Sehingga pada 24 Oktober 1808, para pasukan Belanda yang berada di darat berupaya untuk menyerang pertahanan dari kampung Minawanua.  Serangan secara membabi buta dilakukan oleh Belanda terhadap kampung tersebut. Lama kelamaan, pasukan prediger mulai mengendorkan serangannya terhadap masyarakat.

Momentum tersebut tidak disia siakan begitu saja oleh masyarakat Minahasa, mereka muncul dan langsung melakukan penyerangan besar-besaran terhadap pasukan Belanda. Atas serangan tersebut Belanda terpaksa harus menarik mundur seluruh pasukannya. Seiring dengan perlawanan antara kedua belah pihak, luapan air yang berasal dari sungai temberan mulai mempersulit ruang gerak dari pasukan Belanda.

Dari arah yang berlawanan, pasukan Belanda terus melakukan penyerangan dengan melemparkan meriam ke arah kampung minawanua. Namun, berbagai serangan itu tidak berjalan efektif.  Perang Tondano II ini berlangsung cukup lama. Dalam perkembangannya, terdapat beberapa pejuang yang mulai tertekan sehingga berpihak pada pemerintah belanda.

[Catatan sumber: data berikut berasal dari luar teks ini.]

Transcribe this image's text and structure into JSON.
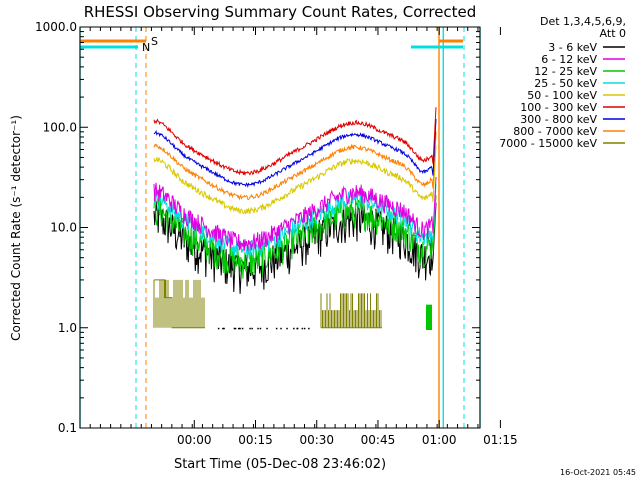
{
  "chart_data": {
    "type": "line",
    "title": "RHESSI Observing Summary Count Rates, Corrected",
    "xlabel": "Start Time (05-Dec-08 23:46:02)",
    "ylabel": "Corrected Count Rate (s⁻¹ detector⁻¹)",
    "y_scale": "log",
    "ylim": [
      0.1,
      1000
    ],
    "xlim_minutes": [
      -14,
      84
    ],
    "y_ticks": [
      {
        "value": 0.1,
        "label": "0.1"
      },
      {
        "value": 1,
        "label": "1.0"
      },
      {
        "value": 10,
        "label": "10.0"
      },
      {
        "value": 100,
        "label": "100.0"
      },
      {
        "value": 1000,
        "label": "1000.0"
      }
    ],
    "x_ticks": [
      {
        "value": 14,
        "label": "00:00"
      },
      {
        "value": 29,
        "label": "00:15"
      },
      {
        "value": 44,
        "label": "00:30"
      },
      {
        "value": 59,
        "label": "00:45"
      },
      {
        "value": 74,
        "label": "01:00"
      },
      {
        "value": 89,
        "label": "01:15"
      }
    ],
    "legend_header": [
      "Det 1,3,4,5,6,9,",
      "Att 0"
    ],
    "legend_position": "right",
    "series": [
      {
        "name": "3 - 6 keV",
        "color": "#000000",
        "level": 8.0
      },
      {
        "name": "6 - 12 keV",
        "color": "#e000e0",
        "level": 14.5
      },
      {
        "name": "12 - 25 keV",
        "color": "#00c800",
        "level": 9.5
      },
      {
        "name": "25 - 50 keV",
        "color": "#00e0e0",
        "level": 12.5
      },
      {
        "name": "50 - 100 keV",
        "color": "#d8c800",
        "level": 30
      },
      {
        "name": "100 - 300 keV",
        "color": "#e00000",
        "level": 72
      },
      {
        "name": "300 - 800 keV",
        "color": "#0000e0",
        "level": 55
      },
      {
        "name": "800 - 7000 keV",
        "color": "#ff8000",
        "level": 41
      },
      {
        "name": "7000 - 15000 keV",
        "color": "#808000",
        "level": 1.3
      }
    ],
    "flags": [
      {
        "label": "S",
        "color": "#ff8000"
      },
      {
        "label": "N",
        "color": "#00e0e0"
      }
    ],
    "footer_date": "16-Oct-2021 05:45"
  }
}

Namun, disisi lain terdapat kelompok para pejuang yang masih berjuang mati-matian untuk memberikan perlawanan terhadap pasukan Belanda. Perang Tondano II menuju akhirnya tepat pada tanggal 5 Agustus 1809, yang mana kekalahan berada pada pihak pejuang Minahasa. Kekalahan tersebut dipicu hancurnya benteng pertahanan yang dimiliki oleh masyarakat Minahasa.

Akhir Perang Tondano II

Perang Tondano II berakhir pada awal abad XIX. Yang mana peperangan ini harus berakhir dengan kekalahan pada pihak masyarakat Minahasa. Dalam perang ini Belanda tidak tanggung-tanggung dalam melancarkan serangan meriamnya. Serangan tersebut yang membuat para rakyat Minahasa harus berjuang secara mati-matian hingga titik darah penghabisan.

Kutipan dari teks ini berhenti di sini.